Component Architecture

VanillaNets represents every component of a network - layers, activations, losses, optimizers - as a plain Python object with a small, consistent interface. There is no autograd engine and no computational graph object; Model is just a list, and training is a sequence of explicit method calls.

forward / backward contract

Layers and activations:

layer.forward(inputs)   # caches .inputs, sets .output
layer.backward(dvalues) # sets .dinputs (and .dweights / .dbiases for stateful layers)

Losses differ slightly:

loss.forward(y_pred, y_true)   # returns a per-sample array (not stored on .output)
loss.calculate(y_pred, y_true) # = np.mean(loss.forward(y_pred, y_true))
loss.backward(dvalues, y_true) # sets .dinputs

model.fit() and model.evaluate() call .calculate() for the reported scalar loss.

Object categories

Category	Examples	Trainable params?
Stateful layers	`DenseLayer`	Yes - `.weights`, `.biases`
Stateless ops	`ReLU`, `Sigmoid`, `Softmax`, `CategoricalCrossEntropy`, ...	No
Orchestrators	`Model`, `Optimizer_SGD`, `Optimizer_Adam`	No - operate on other objects
Fused shortcut	`Activation_Softmax_Loss_CategoricalCrossentropy`	No - special-cased by `Model.finalize()`

What `model.fit()` does, per epoch

Forward - iterate self.layers in order; each layer's .output becomes the next layer's input.
Loss - data_loss = self.loss.calculate(layer_input, y).
Metrics - each entry in self.metrics is computed as metric.calculate(layer_input, y).
Backward - branches on self.softmax_classifier_output:
- Fused path (active when the last layer is Softmax and the loss is CategoricalCrossEntropy or SparseCategoricalCrossEntropy): call softmax_classifier_output.backward(layer_input, y), then backprop over self.layers[:-1] - the trailing Softmax is skipped.
- Standard path: self.loss.backward(layer_input, y), then backprop over all of self.layers.
Optimization - optimizer.pre_update_lr(), then optimizer.update_params(layer) for every layer where hasattr(layer, 'weights'), then optimizer.post_update_params().
Validation (if validation_data is passed) - self.evaluate(X_val, y_val) runs after step 5, so validation metrics for epoch N reflect the weights already updated at epoch N.
Logging - every print_every epochs, prints training metrics, loss, learning rate, and (if applicable) validation metrics.

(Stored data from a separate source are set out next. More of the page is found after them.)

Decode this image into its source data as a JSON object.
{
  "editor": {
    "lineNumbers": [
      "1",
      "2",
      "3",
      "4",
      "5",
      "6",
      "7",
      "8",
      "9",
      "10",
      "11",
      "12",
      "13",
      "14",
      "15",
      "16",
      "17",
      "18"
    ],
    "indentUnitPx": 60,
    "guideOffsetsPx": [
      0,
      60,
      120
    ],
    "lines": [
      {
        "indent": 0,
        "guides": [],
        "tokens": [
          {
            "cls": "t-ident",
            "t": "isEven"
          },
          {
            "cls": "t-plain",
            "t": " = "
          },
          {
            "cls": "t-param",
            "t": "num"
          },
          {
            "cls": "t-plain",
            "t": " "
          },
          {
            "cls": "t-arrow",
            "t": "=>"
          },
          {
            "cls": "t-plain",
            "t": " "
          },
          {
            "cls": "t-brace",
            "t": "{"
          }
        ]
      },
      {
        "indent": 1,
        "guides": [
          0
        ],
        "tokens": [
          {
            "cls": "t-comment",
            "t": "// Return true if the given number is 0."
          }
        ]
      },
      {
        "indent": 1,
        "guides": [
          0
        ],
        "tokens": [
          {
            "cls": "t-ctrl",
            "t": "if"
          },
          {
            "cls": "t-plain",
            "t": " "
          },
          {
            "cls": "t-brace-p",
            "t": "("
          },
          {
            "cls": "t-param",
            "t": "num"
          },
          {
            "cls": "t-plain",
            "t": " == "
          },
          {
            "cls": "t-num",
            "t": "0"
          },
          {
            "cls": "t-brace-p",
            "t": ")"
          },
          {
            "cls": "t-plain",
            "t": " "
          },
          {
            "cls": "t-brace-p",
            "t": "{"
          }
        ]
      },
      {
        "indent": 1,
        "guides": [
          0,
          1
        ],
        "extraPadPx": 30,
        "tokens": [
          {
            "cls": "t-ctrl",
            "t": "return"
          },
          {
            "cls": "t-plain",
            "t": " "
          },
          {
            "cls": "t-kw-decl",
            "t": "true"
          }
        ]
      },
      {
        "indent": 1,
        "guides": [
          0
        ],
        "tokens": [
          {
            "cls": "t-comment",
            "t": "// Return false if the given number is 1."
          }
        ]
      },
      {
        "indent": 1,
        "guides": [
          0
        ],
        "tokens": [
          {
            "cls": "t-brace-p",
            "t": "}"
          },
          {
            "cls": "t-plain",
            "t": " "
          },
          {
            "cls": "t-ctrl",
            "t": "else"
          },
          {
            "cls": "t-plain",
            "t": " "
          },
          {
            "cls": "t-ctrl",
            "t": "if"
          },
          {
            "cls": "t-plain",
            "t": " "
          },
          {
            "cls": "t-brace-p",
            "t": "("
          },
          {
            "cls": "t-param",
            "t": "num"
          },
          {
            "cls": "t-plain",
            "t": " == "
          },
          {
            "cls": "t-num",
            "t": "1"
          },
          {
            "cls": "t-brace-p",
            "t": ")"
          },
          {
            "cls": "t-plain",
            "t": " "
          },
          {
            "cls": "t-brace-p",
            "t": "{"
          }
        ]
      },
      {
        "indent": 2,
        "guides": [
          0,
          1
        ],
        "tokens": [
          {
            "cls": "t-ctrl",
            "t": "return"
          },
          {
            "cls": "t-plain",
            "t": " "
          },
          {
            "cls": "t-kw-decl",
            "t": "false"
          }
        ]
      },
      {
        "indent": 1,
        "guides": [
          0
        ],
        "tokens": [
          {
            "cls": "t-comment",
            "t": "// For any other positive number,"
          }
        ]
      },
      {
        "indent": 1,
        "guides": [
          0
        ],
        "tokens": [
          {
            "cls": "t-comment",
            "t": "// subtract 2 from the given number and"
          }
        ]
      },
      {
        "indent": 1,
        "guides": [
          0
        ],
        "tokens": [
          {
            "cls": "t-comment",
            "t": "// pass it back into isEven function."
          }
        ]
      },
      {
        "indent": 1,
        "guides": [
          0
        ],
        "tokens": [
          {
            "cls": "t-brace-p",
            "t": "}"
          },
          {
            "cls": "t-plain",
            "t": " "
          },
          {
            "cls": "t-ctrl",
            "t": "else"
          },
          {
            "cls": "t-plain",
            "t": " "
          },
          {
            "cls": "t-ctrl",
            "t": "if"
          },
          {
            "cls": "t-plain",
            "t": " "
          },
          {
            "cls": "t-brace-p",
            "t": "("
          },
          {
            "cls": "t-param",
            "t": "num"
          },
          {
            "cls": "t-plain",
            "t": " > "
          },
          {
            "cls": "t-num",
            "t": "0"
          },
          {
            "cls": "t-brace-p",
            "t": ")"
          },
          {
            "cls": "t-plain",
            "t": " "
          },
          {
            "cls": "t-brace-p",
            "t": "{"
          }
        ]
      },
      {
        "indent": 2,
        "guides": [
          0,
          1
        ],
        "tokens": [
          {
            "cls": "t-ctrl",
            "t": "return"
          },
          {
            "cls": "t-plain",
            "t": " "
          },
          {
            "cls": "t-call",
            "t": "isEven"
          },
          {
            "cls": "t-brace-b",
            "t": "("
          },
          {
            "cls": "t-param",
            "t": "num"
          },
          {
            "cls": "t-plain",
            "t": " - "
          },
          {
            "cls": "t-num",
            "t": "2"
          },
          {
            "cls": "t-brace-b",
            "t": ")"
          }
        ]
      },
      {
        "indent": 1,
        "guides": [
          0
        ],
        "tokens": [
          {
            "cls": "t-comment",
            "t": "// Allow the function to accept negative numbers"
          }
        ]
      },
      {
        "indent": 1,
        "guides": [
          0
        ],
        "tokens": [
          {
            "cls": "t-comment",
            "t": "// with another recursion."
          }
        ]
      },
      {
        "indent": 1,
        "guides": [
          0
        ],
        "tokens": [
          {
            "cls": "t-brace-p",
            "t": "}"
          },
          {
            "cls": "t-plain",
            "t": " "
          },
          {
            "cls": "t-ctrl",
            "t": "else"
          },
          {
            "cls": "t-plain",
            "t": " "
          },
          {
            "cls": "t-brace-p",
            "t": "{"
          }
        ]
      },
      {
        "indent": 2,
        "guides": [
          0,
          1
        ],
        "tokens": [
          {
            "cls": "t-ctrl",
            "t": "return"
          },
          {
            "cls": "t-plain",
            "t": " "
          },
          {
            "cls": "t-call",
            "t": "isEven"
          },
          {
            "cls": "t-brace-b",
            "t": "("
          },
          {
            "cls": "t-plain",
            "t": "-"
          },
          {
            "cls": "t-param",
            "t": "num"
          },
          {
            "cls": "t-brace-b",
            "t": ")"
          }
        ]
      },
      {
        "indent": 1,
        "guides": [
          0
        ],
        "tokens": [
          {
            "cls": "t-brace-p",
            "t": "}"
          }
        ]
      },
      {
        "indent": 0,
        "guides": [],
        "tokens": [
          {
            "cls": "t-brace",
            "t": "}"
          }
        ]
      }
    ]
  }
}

`predict()` vs. the forward pass inside `fit()`

model.predict(X) runs the same per-layer forward loop and returns the final .output. It's a separate code path - fit() does not call predict(). Both leave .inputs/.output cached on every layer, which fit()'s backward pass then reads.

Writing custom components

Custom activation or loss: implement forward/backward per the contracts above.
Custom stateful layer: must expose .weights, .biases, .dweights, .dbiases under exactly those names - model.fit() finds it for optimization via hasattr(layer, 'weights'), and nothing else.

Inspecting state

Every object stores its inputs, outputs, and gradients as plain attributes. You can pause after any forward()/backward() call and read layer.output, layer.dweights, loss.dinputs, etc. directly - no hooks or debug mode required.